You’ll also want to consider the timing of your post. Get content up just before noon for 9:00-5:00 office workers going on their lunch breaks, or post in the late afternoon if you’re hoping to reach college students just out of class.


You might worry about becoming too hyper-specific with your branding, and fear alienating people outside your target audience if your content is too niche. However, excessively generic content runs the risk of not resonating with any audience—your social media marketing strategy has to strike a balance between these two extremes. The more personality you can inject into your content, though, the more memorable it will be. We’d recommend leaning more towards niche content than generic content, especially if you’re targeting younger audiences. If you make a niche post that someone in your audience doesn’t initially understand, you can use that confusion to your advantage; there’s a good chance they’ll poke around on your page for more clues as to what you’re posting about! If you are someone’s first exposure to a new trend or internet in-joke, your account acts like a gateway to a larger online community. You should try to create something that people want in on. This doesn’t mean you should aim to confuse with your posts, of course, but don’t be afraid to jump on the latest viral craze! Memes, popular shows and movies, and even celebrity gossip are all fair game.

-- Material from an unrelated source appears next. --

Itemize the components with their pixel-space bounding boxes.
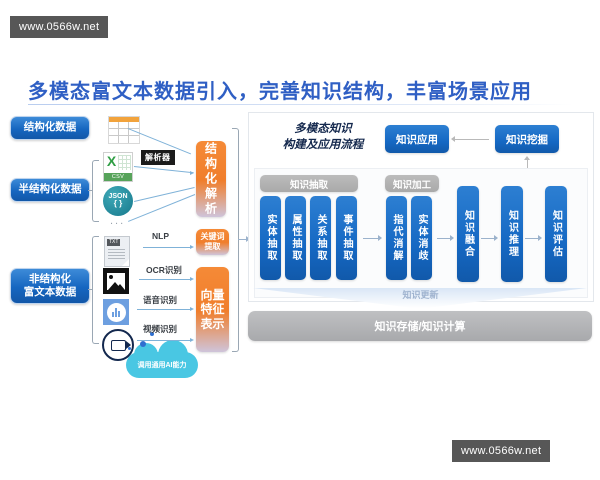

If you can invest in audience research, you’ll be able to target consumers with even more specificity. You can learn which platforms your audience use, what sort of other content they come to those platforms to find, and much, much more. Even without paying for research, though, you can pay attention to your audience and learn a lot about how they behave based on how they engage with your content. Stay as responsive as possible, and understand that the segment of your audience you’re most interested in reaching could evolve over time. If your content starts to really resonate with people outside the target audience you had in mind, it never hurts to reevaluate your strategy. Think about leaning into a new niche if that new niche could make for a richer, more active online community. At the end of the day, what you want is to build relationships online. Once you are a consistent, recognizable presence in your followers’ feeds, you’ll become part of their habitual social media use. You don’t just want to be “an account”—you want to be one of the accounts, with an audience that knows what to expect from you and would miss your content if it vanished from their feed. To get to that point, though, you have to start by knowing exactly who it is you’re trying to connect with. Find your niche and fill it!